The Fund of Funds Investment Strategy

The fund of funds investment strategy is a popular strategy that is designed to minimize risks and increase potential gains. The idea behind a basic mutual fund is that a fund manager is going to use the money of investors to purchase shares of stocks, bonds or some other type of investment asset. With a fund of funds strategy, the fund manager is going to use the money of the group to purchase shares of other mutual funds. By doing this, the mutual fund creates a diversified portfolio of mutual fund shares from many different categories.

Lower Risk

One of the primary reasons that mutual funds will utilize this strategy is so that they can lower the potential risk for investors. This is one of the most diversified types of investments that you could get involved in. A regular mutual fund is going to hold thousands of shares of different stocks or bonds. This creates a very diversified portfolio in itself.
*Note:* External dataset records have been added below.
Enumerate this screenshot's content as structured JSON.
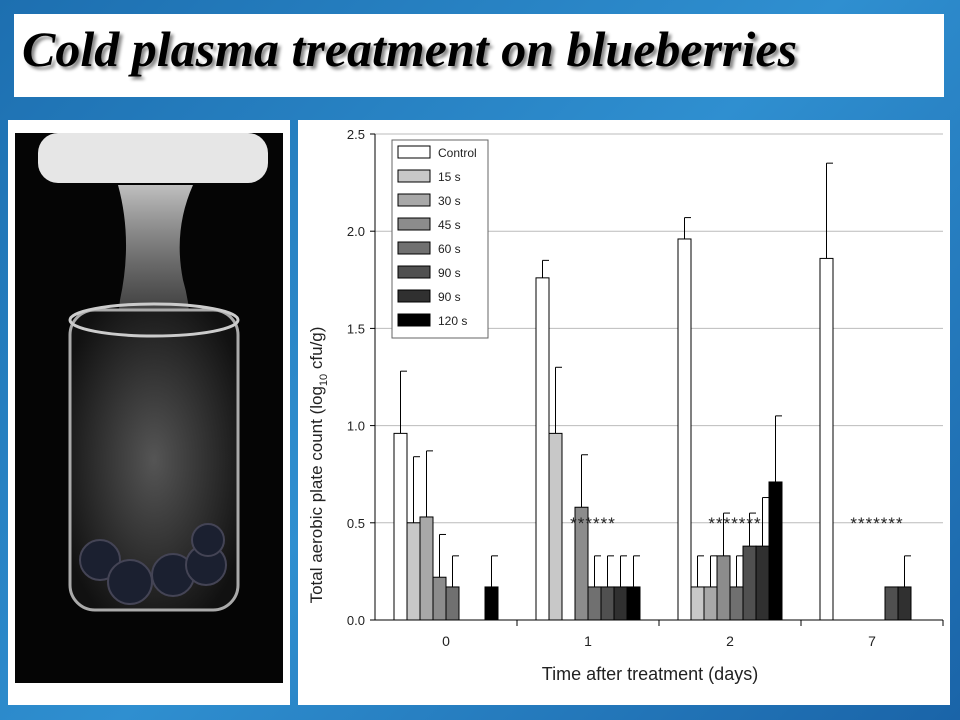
{
  "header": {
    "title": "Cold plasma treatment on blueberries"
  },
  "chart_data": {
    "type": "bar",
    "y_label": "Total aerobic plate count (log",
    "y_label_sub": "10",
    "y_label_end": " cfu/g)",
    "x_label": "Time after treatment (days)",
    "categories": [
      "0",
      "1",
      "2",
      "7"
    ],
    "ylim": [
      0,
      2.5
    ],
    "yticks": [
      {
        "value": 0,
        "label": "0.0"
      },
      0.5,
      {
        "value": 1,
        "label": "1.0"
      },
      1.5,
      {
        "value": 2,
        "label": "2.0"
      },
      2.5
    ],
    "grid": true,
    "series": [
      {
        "name": "Control",
        "color": "#ffffff",
        "values": [
          0.96,
          1.76,
          1.96,
          1.86
        ],
        "errors": [
          0.32,
          0.09,
          0.11,
          0.49
        ]
      },
      {
        "name": "15 s",
        "color": "#c8c8c8",
        "values": [
          0.5,
          0.96,
          0.17,
          null
        ],
        "errors": [
          0.34,
          0.34,
          0.16,
          null
        ]
      },
      {
        "name": "30 s",
        "color": "#a8a8a8",
        "values": [
          0.53,
          null,
          0.17,
          null
        ],
        "errors": [
          0.34,
          null,
          0.16,
          null
        ]
      },
      {
        "name": "45 s",
        "color": "#8c8c8c",
        "values": [
          0.22,
          0.58,
          0.33,
          null
        ],
        "errors": [
          0.22,
          0.27,
          0.22,
          null
        ]
      },
      {
        "name": "60 s",
        "color": "#707070",
        "values": [
          0.17,
          0.17,
          0.17,
          null
        ],
        "errors": [
          0.16,
          0.16,
          0.16,
          null
        ]
      },
      {
        "name": "90 s",
        "color": "#505050",
        "values": [
          null,
          0.17,
          0.38,
          0.17
        ],
        "errors": [
          null,
          0.16,
          0.17,
          null
        ]
      },
      {
        "name": "90 s",
        "color": "#303030",
        "values": [
          null,
          0.17,
          0.38,
          0.17
        ],
        "errors": [
          null,
          0.16,
          0.25,
          0.16
        ]
      },
      {
        "name": "120 s",
        "color": "#000000",
        "values": [
          0.17,
          0.17,
          0.71,
          null
        ],
        "errors": [
          0.16,
          0.16,
          0.34,
          null
        ]
      }
    ],
    "annotations": [
      "******",
      "*******",
      "*******"
    ]
  }
}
Then when you multiply that diversification by investing in shares from many different funds, you are going to have a much more diversified portfolio. If the underlying assets that are owned by one of the mutual funds do not perform well, the other mutual funds will be there to make up the difference.


Even though this investment strategy is very low risk, it also will not provide you with large returns. You can get consistent returns, but they are not going to be that high in comparison to what you could get from investing directly in stocks or in one particular mutual fund. By diversifying your portfolio, you are also going to limit the amount of returns that are possible.

In addition to this, you are going to have to pay higher management costs. One of the big complaints about mutual funds is that you are going to have to pay for the professional management of the fund. This comes in the form of an expense ratio for the mutual fund. When you are investing in multiple mutual funds, you are going to have multiple layers of professional management. You will have to pay for the management of the underlying funds that make up the fund and then you will have to pay for the management of the fund itself. Since you are already getting modest returns, this can sometimes make the investment very undesirable.

Different Types

Even though the basic idea behind all of these is the same, there are some different types of fund of funds arrangements. One of the most common types uses mutual funds as the underlying investment. Another type is a hedge fund that invests in other hedge funds. You can also have a private equity fund that invests in other private equity funds. The last type is an investment trust that invests in other investment trusts.